Recently I was reading through the line-up for the Hack in the Box Conference which will be held in Malaysia this October. The following talk made my ears perk up: “Remote Code Execution Through Intel CPU Bugs” By Kris Kaspersky. Briefly, this talk will cover the exploitation of Intel processor errata. Yes you heard that right, Kris has managed to exploit hardware bugs. He goes on to say that they have developed PoC code which allows for remote exploitation of at least on of these bugs.
When I first came across this I was impressed to say the least. I decided to re-read the Intel Errata to see if I could spot the exploitable conditions. There was some discussion when these were first released, including speculation into the exploitability of several of these, but like most people I didn’t think much of it (OS developers flip out all the time).
After reading through the Intel Core 2 documents I decided to check out the revisions for the Athlon 64 as well. That’s where I ran across this gem:
Errata 95: “RET Instruction May Return To Incorrect EIP”

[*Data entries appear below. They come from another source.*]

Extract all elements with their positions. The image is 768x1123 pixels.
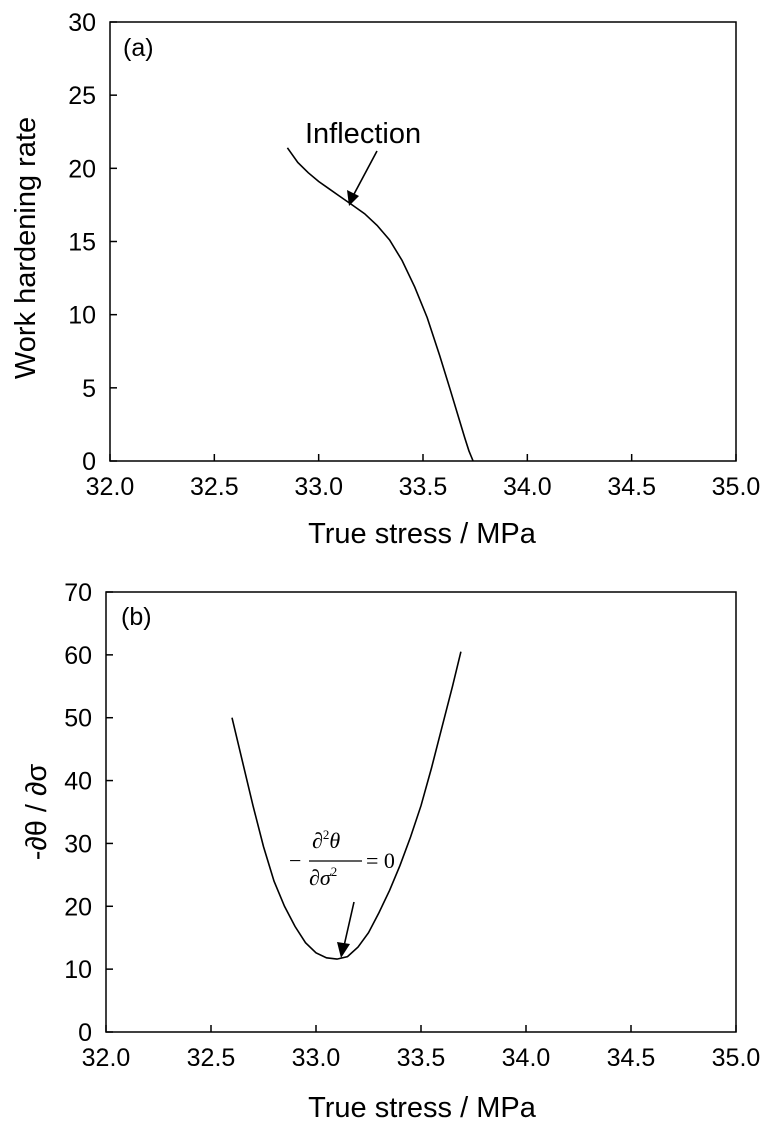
inflection-arrow-shaft	[352, 150, 378, 197]
x-axis-title-b: True stress / MPa	[308, 1092, 537, 1123]
plot-frame-a	[109, 21, 737, 462]
y-tick-label-a: 10	[68, 302, 96, 330]
numerator-exponent: 2	[323, 827, 330, 842]
panel-label-b: (b)	[121, 603, 152, 631]
y-tick-label-b: 50	[64, 705, 92, 733]
panel-label-a: (a)	[123, 34, 154, 62]
y-tick-label-a: 20	[68, 155, 96, 183]
x-tick-label-b: 35.0	[712, 1044, 761, 1072]
y-tick-label-b: 0	[78, 1019, 92, 1047]
annotation-minus-sign: −	[289, 848, 301, 873]
minimum-arrow-shaft	[343, 901, 355, 947]
annotation-denominator: ∂σ2	[309, 864, 337, 890]
y-tick-label-a: 5	[82, 375, 96, 403]
y-tick-label-b: 40	[64, 768, 92, 796]
minimum-arrow-head	[337, 942, 350, 958]
panel-b: 32.0 32.5 33.0 33.5 34.0 34.5 35.0 0 10 20 30 40 50…	[21, 579, 760, 1123]
numerator-partial: ∂	[312, 828, 323, 853]
x-tick-label-a: 34.5	[607, 473, 656, 501]
y-tick-label-b: 10	[64, 956, 92, 984]
y-axis-title-a: Work hardening rate	[10, 117, 42, 379]
y-tick-label-b: 60	[64, 642, 92, 670]
annotation-numerator: ∂2θ	[312, 827, 340, 853]
denominator-exponent: 2	[331, 864, 338, 879]
y-axis-title-b: -∂θ / ∂σ	[21, 764, 53, 861]
x-tick-label-a: 35.0	[712, 473, 761, 501]
x-tick-label-a: 33.0	[294, 473, 343, 501]
y-tick-label-a: 25	[68, 82, 96, 110]
x-tick-label-a: 32.0	[86, 473, 135, 501]
second-derivative-annotation: − ∂2θ ∂σ2 = 0	[289, 827, 395, 890]
y-tick-label-b: 70	[64, 579, 92, 607]
x-tick-label-b: 32.5	[187, 1044, 236, 1072]
x-axis-ticks-a: 32.0 32.5 33.0 33.5 34.0 34.5 35.0	[86, 454, 761, 501]
x-tick-label-a: 32.5	[190, 473, 239, 501]
x-tick-label-a: 33.5	[399, 473, 448, 501]
x-tick-label-b: 34.5	[607, 1044, 656, 1072]
y-axis-ticks-a: 0 5 10 15 20 25 30	[68, 9, 117, 476]
x-tick-label-b: 32.0	[82, 1044, 131, 1072]
x-axis-title-a: True stress / MPa	[308, 518, 537, 550]
x-tick-label-a: 34.0	[503, 473, 552, 501]
y-tick-label-a: 15	[68, 229, 96, 257]
denominator-variable: σ	[320, 865, 332, 890]
x-axis-ticks-b: 32.0 32.5 33.0 33.5 34.0 34.5 35.0	[82, 1025, 761, 1072]
inflection-annotation: Inflection	[305, 118, 421, 150]
inflection-arrow-head	[347, 190, 359, 206]
annotation-rhs: = 0	[366, 848, 395, 873]
denominator-partial: ∂	[309, 865, 320, 890]
panel-a: 32.0 32.5 33.0 33.5 34.0 34.5 35.0 0 5 10 15 20 25 3…	[10, 9, 760, 550]
numerator-variable: θ	[329, 828, 340, 853]
y-tick-label-b: 20	[64, 893, 92, 921]
y-axis-ticks-b: 0 10 20 30 40 50 60 70	[64, 579, 113, 1047]
y-tick-label-a: 0	[82, 448, 96, 476]
x-tick-label-b: 34.0	[502, 1044, 551, 1072]
y-tick-label-b: 30	[64, 830, 92, 858]
series-line-b	[231, 651, 462, 960]
series-line-a	[286, 147, 474, 462]
x-tick-label-b: 33.5	[397, 1044, 446, 1072]
plot-frame-b	[105, 591, 737, 1033]
x-tick-label-b: 33.0	[292, 1044, 341, 1072]
y-tick-label-a: 30	[68, 9, 96, 37]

Speaking of exploitability… Lets see what causes this.
In order to efficiently predict return addresses, the processor implements a 12-deep return address stack to pair RETs with previous CALLs.
Under the following unusual and specific conditions, an overflowed hardware return stack may cause a RET instruction to return to an incorrect EIP in 64-bit systems running 32-bit compatibility mode applications:
• A CALL near is executed in 32-bit compatibility mode.
• Prior to a return from the called procedure, the processor is switched to 64-bit mode.
• In 64-bit mode, subsequent CALLs are nested 12 levels deep or greater.
• The lower 32 bits of the 64-bit return address for the 12th-most deeply nested CALL in 64-bit mode matches exactly the 32-bit return address of the original 32-bit mode CALL.
• A series of RETs is executed from the nested 64-bit procedures.
• The processor returns to 32-bit compatibility mode.
• A RET is executed from the originally called procedure.
So lets assume you have a 32 bit application running in compatibility mode that you would like to exploit and can force a somewhat long function to be repeatedly called. You could create a 64 bit thread with a very tight function that recursively calls itself 12 times and returns to a address which matches (lower 32 bits) the return of the function you are targeting.This would create a bit of a race, but it would be very winnable given a slightly complex target and a tight exploit loop.
Of course the errata doesn’t detail what the incorrect return address might be but assuming it can somehow be predicted or controled this could be a fun little bug. This specific bug only exists on a small subset of AMD hardware, specifically CPUIDs 0xF51, 0xF58, and 0xF48. If anyone has a processor with the bug and would like to experiment with it I would love to hear from you.